Die Gedanken zogen vorüber, wurden allmählich weniger aufdringlich, verebbten, und gerade, als Laura in einen Zustand innerer Ruhe versank, schrillte das Handy an ihrem Gürtel. Sie ließ die Schultern sinken und lachte los. Dann drückte sie auf das Knöpfchen und sagte: «Hallo, Papa!»
«Eigentlich finde ich nicht, dass ich Ihr Vater sein könnte», antwortete Guerrini. «Der Altersunterschied ist irgendwie zu knapp!»

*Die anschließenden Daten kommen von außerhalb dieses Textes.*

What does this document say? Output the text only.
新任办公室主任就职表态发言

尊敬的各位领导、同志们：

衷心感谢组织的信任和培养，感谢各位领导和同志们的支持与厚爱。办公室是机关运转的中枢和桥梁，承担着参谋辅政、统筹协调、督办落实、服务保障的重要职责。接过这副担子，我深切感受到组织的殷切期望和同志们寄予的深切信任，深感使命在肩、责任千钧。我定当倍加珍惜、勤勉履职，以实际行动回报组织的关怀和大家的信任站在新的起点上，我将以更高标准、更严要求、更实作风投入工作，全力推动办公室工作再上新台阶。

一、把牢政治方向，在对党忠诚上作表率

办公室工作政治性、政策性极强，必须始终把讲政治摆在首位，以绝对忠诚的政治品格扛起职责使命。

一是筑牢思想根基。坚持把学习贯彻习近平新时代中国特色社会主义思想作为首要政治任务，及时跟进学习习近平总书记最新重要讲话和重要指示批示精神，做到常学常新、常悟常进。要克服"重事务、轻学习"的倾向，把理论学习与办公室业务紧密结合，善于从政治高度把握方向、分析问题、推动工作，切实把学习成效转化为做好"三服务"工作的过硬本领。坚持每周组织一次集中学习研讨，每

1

«Entschuldigung … Ich war halb eingeschlafen und … es ist meistens mein Vater, der in solchen Momenten anruft.»
Guerrini lachte leise.
»Sie schlafen? Ich dachte, deutsche Polizeibeamte wären sehr, sagen wir … aktiv.»
«Schlafen ist auch falsch. Ich sitze an dem geheimnisvollen Bach und denke nach, meditiere.»
«Ist das eine neue Ermittlungstechnik?» Wieder lachte Guerrini leise.
«Ja», erwiderte Laura. «Manchmal ist sie sogar sehr effektiv!»
«Wie wäre es, wenn ich Sie doch heute Abend zum Essen abholen würde. Dann könnten Sie mir von den Ergebnissen Ihrer Meditation erzählen … ich müsste auch etwas loswerden.» Guerrinis Stimme klang plötzlich sehr ernst.
«Wichtig?», fragte Laura.
«Wichtig!», entgegnete er.
«Gut. In zwei Stunden?»
«In zwei Stunden.»
Er hatte aufgelegt. Laura steckte das Telefon an ihren Gürtel zurück und stand auf. Sie war froh, dem Abendessen mit der Gruppe entgehen zu können. Es war nicht besonders professionell, aber ein Essen mit Guerrini erschien ihr wesentlich verlockender als das beklommene Schweigen an der Tafel der Abbadia. Sie hatte Zeit. Und Zeit bedeutete mehr Druck auf die Gruppe.
Laura folgte dem Bachbett, betrachtete die Spuren im Sand – Abdrücke von Vogelfüßen, Stachelschweintatzen, Hasenpfoten?